If you are very tired, you will need to balance activity with rest. It is OK to rest when you need to. Sometimes it’s really hard for people to allow themselves to rest when they are used to working all day or taking care of a household, but this is not the time to push yourself too hard. Listen to your body and rest when you need to. (For more information on fatigue and other treatment side effects, please see the “Physical Side Effects” section of our website or “Additional resources for oral cavity and oropharyngeal cancers” to get a list of available information.)
Keep in mind exercise can improve your physical and emotional health.
- It improves your cardiovascular (heart and circulation) fitness.
- Along with a good diet, it will help you get to and stay at a healthy weight.

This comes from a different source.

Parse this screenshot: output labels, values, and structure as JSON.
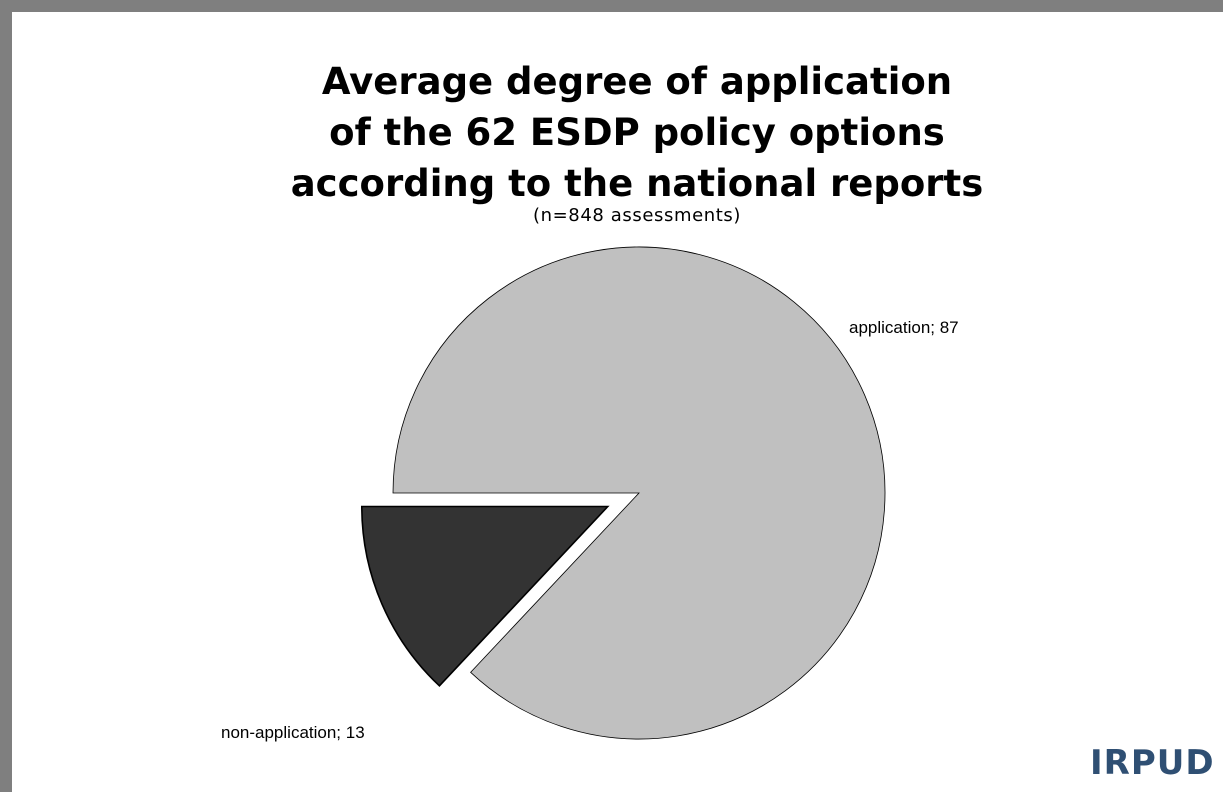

- It makes your muscles stronger.
- It reduces fatigue and helps you have more energy.
- It can help lower anxiety and depression.
- It can make you feel happier.
- It helps you feel better about yourself.
And long term, we know that getting regular physical activity plays a role in helping to lower the risk of some cancers, as well as having other health benefits.
Can I lower my risk of the cancer progressing or coming back?
Most people want to know if there are specific lifestyle changes they can make to reduce their risk of their cancer progressing or coming back. For many cancers there is little solid evidence to guide people. This doesn’t mean that nothing will help — it’s just that for the most part this is an area that hasn’t been well studied. Most studies have looked at lifestyle changes as ways of preventing cancer in the first place, not slowing it down or preventing it from coming back.
Tobacco and alcohol use have clearly been linked to oral cavity and oropharyngeal cancers, so not smoking or drinking may help reduce your risk of the cancer returning. Smoking during treatment also causes treatment to be less effective, so if you smoke, it is very important to quit. Quitting will reduce your chance of developing other new cancers (especially other head and neck or lung cancers), which is a serious problem among oral cavity and oropharyngeal cancer survivors. Quitting can also help improve your appetite and your overall health. If you want to quit smoking and need help, call the American Cancer Society at 1-800-227-2345.
Adopting other healthy behaviors such as eating well, getting regular physical activity, and maintaining a healthy weight may help as well, but no one knows for sure. However, we do know that these types of changes can have positive effects on your health that can extend beyond your risk of cancer.